Over the intervening long decades since the British military forays, little has changed in the history and domestic tribal culture of Afghanistan, as the former Soviets discovered to their eternal grief in the 1980s. It remains a mystery that some top policy makers today would entertain even the faint thought that continuing to slug it out “on the ground” with the medieval Taliban can bring things to a successful conclusion -- and, thus, somehow snap Afghanistan out of its one thousand-year darkness and into the 21st century in one short leap.
Others have tried before in other parts of the world with similar experiments.
None ever succeeded.
Demolishing the argument that to press on with military means in Afghanistan is "inextricably tied" to the security of Western countries is now a major priority. Those even rudimentarily familiar with the Vietnam War have powerful arguments at hand to counter the “Afghanistan lobby”.
All the governments of South Vietnam, corrupt to the bone and inept as a doorknob, figure like paragons of sophisticated democratic virtue next to Afghanistan’s “pro-Western” Karzai regime, a groupuscule that resembles more a collection of organized crime thugs than a national administration trying hard to deal with the challenges at hand.
Those who remember the Vietnam-era “pacification” programs, not to mention “internal security” projects like the Phoenix Program, look incredulously at the current efforts by NATO forces “in country” to increase “security” for the poor souls inhabiting the land and to sustain “stabilization through measured force” in an environment of ancient tribal feuds, warlords, and the rule of primitive, man-killing custom.
And those who are familiar with the various operational phases of the SE Asia war, including the prolonged “search-and-destroy” phase, which was aimed, among others, to bring the enemy to a “decisive battle,” will tell you that you can chase the Taliban all you want -- with helicopter gunships, modern artillery, heavily armed outposts, night vision goggles, and .50-caliber rifles -- across some of the most inhospitable terrain on earth without ever causing this fanatical Muslim insurgency to as much as sneeze under “pressure” (note also that the Taliban are far from inclined to stage a Tet-like offensive that could expose them to allied fire under adverse terms).
This is not “defeatism,” as the steadily shrinking numbers of pro-Afghanistan war advocates will no doubt jump to tell you. It is rather an unadorned stating the obvious to those still left with some sense among “the top” so that they may realize time has come to pull out of the Afghanistan grinder, where costs outrun benefits by 20 to 1, and focus on more important strategic aims.
Afghanistan is not a headline-grabbing priority here in Greece, but, still, persistent U.S. demands upon the Greek government for more Greek military assets to join ISAF have led Greek government officials to conclude publicly, if somewhat lamely, that Afghanistan is indeed “important for the security of the West”. Of course, nobody in Athens (and many other NATO capitals) believe that this is true -- a fact that defeats, hands down, the “strategic” reasoning that demands continuing in Afghanistan almost ad infinitum. And without sound strategic reasoning, accepted by a thinking majority, any attempt to promote a war that nobody believes in is bound to fail.
A withdrawal from Afghanistan will help ditch the one key strategic misconception that contributed heavily to invading Iraq and Afghanistan and beginning a debilitating war without ending: that al Qaeda will be forced to “concentrate” on battling Western (read: mainly U.S.) forces in both those countries and thus reduce its capabilities of staging terrorist attacks against Western metropolitan targets.

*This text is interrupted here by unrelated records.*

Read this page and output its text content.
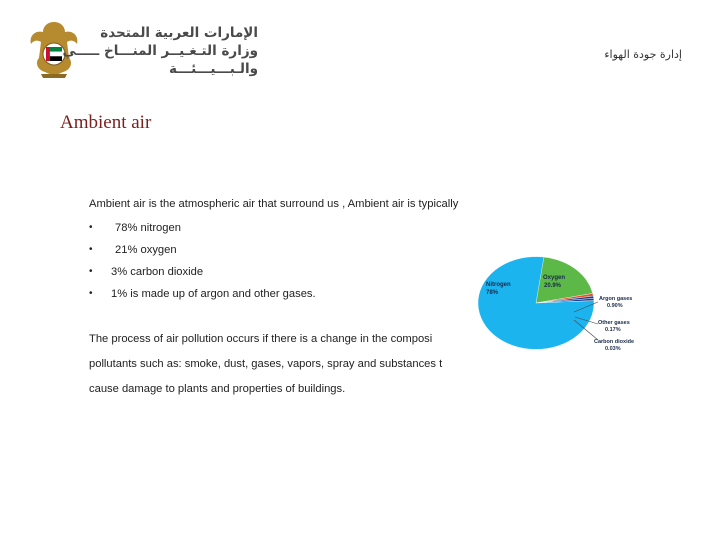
الإمارات العربية المتحدة
وزارة التـغـيــر المنـــاخ ـــــي
والـبـــيـــئـــة
إدارة جودة الهواء
Ambient air
Ambient air is the atmospheric air that surround us , Ambient air is typically
• 78% nitrogen
• 21% oxygen
• 3% carbon dioxide
• 1% is made up of argon and other gases.
The process of air pollution occurs if there is a change in the composi
pollutants such as: smoke, dust, gases, vapors, spray and substances t
cause damage to plants and properties of buildings.
Nitrogen
78%
Oxygen
20.9%
Argon gases
0.90%
Other gases
0.17%
Carbon dioxide
0.03%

This misconception originates in a basic logical, as well as operational, flaw. Al Qaeda is far from being a concrete alliance of Muslim regiments with a fixed, if irregular, command structure, which can be “broken” by large-scale counterinsurgency ops. Al Qaeda’s vital characteristic is indeed the exact opposite: while, ostensibly, responding to the nominal leadership of Osama, al Qaeda remains very much the loose, flexible confederation of many terror cells, whose high directing leadership appears to be entrenched in the wilderness extending along the Pakistan-Afghanistan border.
If the U.S. largely failed in Vietnam against the Viet Cong -- a much more “visible” insurgent force than al Qaeda concentrated in one major theater of war -- what makes current pro-Afghanistan war “strategists” believe that the anti-al Qaeda campaign could succeed, under a vastly more complicated international attempt to “decapitate” it by wading deep into cauldrons, like Afghanistan’s, where no previous outside military intervention ever worked?
It seems that American leaders have completely forgotten what accepting the deeply flawed counterinsurgency theories of the 1960s did to U.S. power and international credibility. Indeed, as Robert E. Osgood suggested back in 1979, accepting “the fatal [Vietnam-connected] French misconception that external forces could win insurgencies” led to an all-round, almost egotistical, determination to demonstrate that the U.S. could indeed prevail even under such a fatal misconception, something that eventually led to catastrophe.
The results of Vietnam are a matter of historical record. And Afghanistan is waiting in queue to occupy its own rightful place in the same chapter.